There probably isn’t a lot in the world that can still surprise No Reservations and Parts Unknown host Anthony Bourdain. He’s been to 75 countries—and counting—and has eaten everything from fermented shark fin to Namibian warthog.
But taking a solo trip to Tokyo? That’s “intimidating” and “thrilling,” says Bourdain.
He told Travel + Leisure that he remembers his first visit to the Japanese capital as “an eye-opening, traumatizing, life-changing experience.”
“Tokyo is very exciting alone,” Bourdain said. “Every time you need to feed yourself at a restaurant you’re taking the plunge, stepping through the curtains into a room filled with locals, menus in Japanese, feeling awkward and freakish—the tallest guy in the room—having no clue what it is that they’re serving.”
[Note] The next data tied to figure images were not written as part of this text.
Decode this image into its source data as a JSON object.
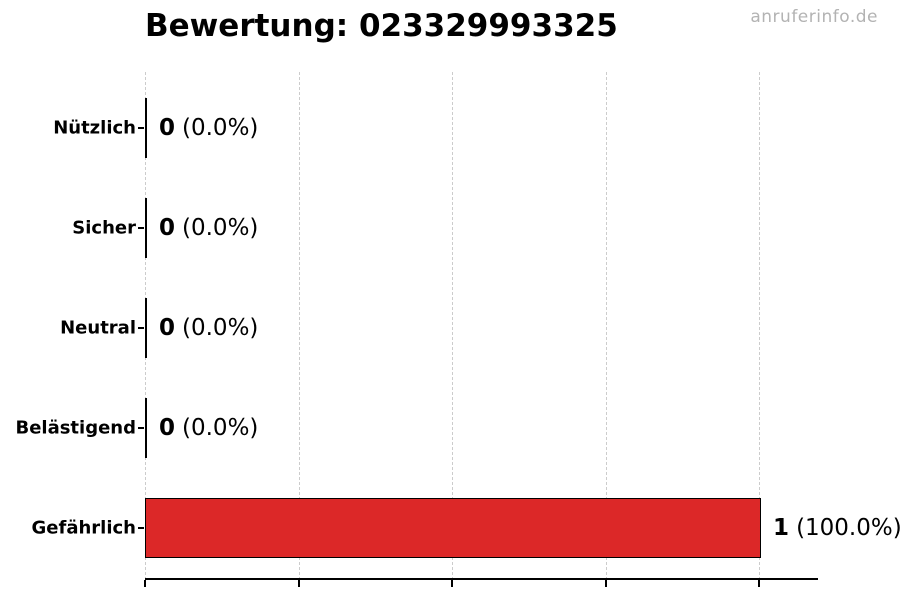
{
  "page": {
    "watermark": "anruferinfo.de",
    "background_color": "#ffffff"
  },
  "chart_data": {
    "type": "bar",
    "orientation": "horizontal",
    "title": "Bewertung: 023329993325",
    "categories": [
      "Nützlich",
      "Sicher",
      "Neutral",
      "Belästigend",
      "Gefährlich"
    ],
    "values": [
      0,
      0,
      0,
      0,
      1
    ],
    "percent_labels": [
      "(0.0%)",
      "(0.0%)",
      "(0.0%)",
      "(0.0%)",
      "(100.0%)"
    ],
    "xlim": [
      0,
      1.096
    ],
    "xticks": [
      0,
      0.25,
      0.5,
      0.75,
      1
    ],
    "xtick_labels_visible": false,
    "grid": true,
    "grid_style": "dashed",
    "grid_color": "#cccccc",
    "legend": false,
    "bar_color": "#dc2828",
    "bar_edge_color": "#000000",
    "title_color": "#000000",
    "watermark_color": "#b3b3b3",
    "rows": [
      {
        "label": "Nützlich",
        "value": 0,
        "count_label": "0",
        "pct_label": "(0.0%)"
      },
      {
        "label": "Sicher",
        "value": 0,
        "count_label": "0",
        "pct_label": "(0.0%)"
      },
      {
        "label": "Neutral",
        "value": 0,
        "count_label": "0",
        "pct_label": "(0.0%)"
      },
      {
        "label": "Belästigend",
        "value": 0,
        "count_label": "0",
        "pct_label": "(0.0%)"
      },
      {
        "label": "Gefährlich",
        "value": 1,
        "count_label": "1",
        "pct_label": "(100.0%)"
      }
    ]
  }
}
We may not all have such imposing frames, but almost any traveler can relate to the electrifying sense of dislocation and uncertainty.
“When you finally get to the point when you can order breakfast at a restaurant? That’s a great feeling of accomplishment,” said Bourdain. “That’s what I love about Tokyo. You’re forced to learn stuff every inch of the way.”
Practically speaking, Japan is one of the best countries for solo adventures. When you elbow up to a sushi counter here, you’ll likely find you’re not the only solitary traveler marveling at the sashimi.